Digital Lending Q&A: Part Two

Posted by Michele Rehm, Marketing Manager on Jul 27, 2016 4:02:33 PM


This is the second installment of our blog series, Digital Lending Q&A (read Part One here), featuring questions and answers from our popular webinar, Digital Lending for Financial Institutions. 

If you have questions of your own regarding Digital Lending, feel free to submit them in the Comments box below and we will answer them right away.

Is there any human intervention prior to funding the loan?

The level of human intervention in the loan approval process can be defined by your institution. 

The MinuteLender technology can automatically approve individuals and small businesses for loans based on your institution's underwriting and risk tolerances with a matrix. Alternatively, your institution can employ processes after the submission of an application to add steps for final approval. For example, some community institutions like to personally review the loan accounts before completing and funding the loan. The MinuteLender platform provides the flexibility to be tailored to your institution's objectives. 

Our systems protect the bank processes by displaying an on-screen message at the end of the online application that says: "Congratulations you have completed your loan application. Review is required before final approval."

Most of our clients close 99% of the loans with no other review. However, the MinuteLender platform allows institutions to add steps for additional review if desired.  

digital lending webinar

Will my commercial loan officers feel we're taking loan volume from them if we move to this online platform?

Many community banks over the past 20 years have stopped making business loans under $50,000 largely due to the costs to underwrite and service them relative to their profitability.

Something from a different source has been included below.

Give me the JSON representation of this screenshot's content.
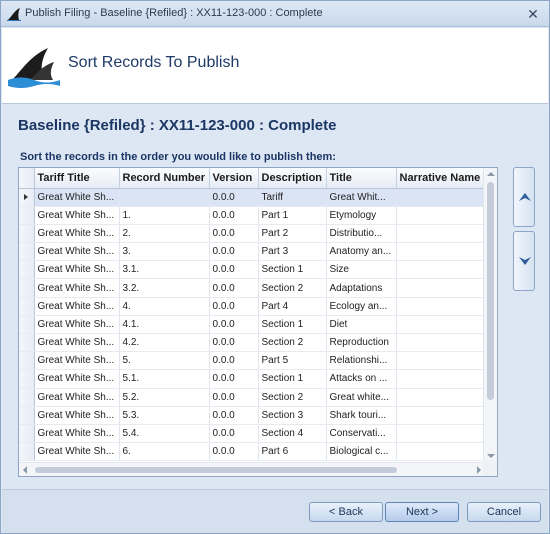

The response to loan requests of this size is oftentimes, “Just get a credit card.” Yet, 39% of all business loan requests are less than $50,000; and 51% are under $100,000.  The demand for smaller dollar loans is evident; but the last thing your institution wants to do is tie up highly productive commercial lenders renewing $30,000 lines of credit. 

In our experience, most loan officers welcome the online platform. With it, they can now offer an alternative to a credit card; grow their loan portfolio; and let the system monitor and renew the smaller loan automatically, while they focus on larger dollar loan deals. It is often, in fact, the loan officers who are the first ones to tell us how much they appreciate the service, especially when it helps them win business from marketplace lenders such as OnDeck and Kabbage to deepen their existing loan relationships.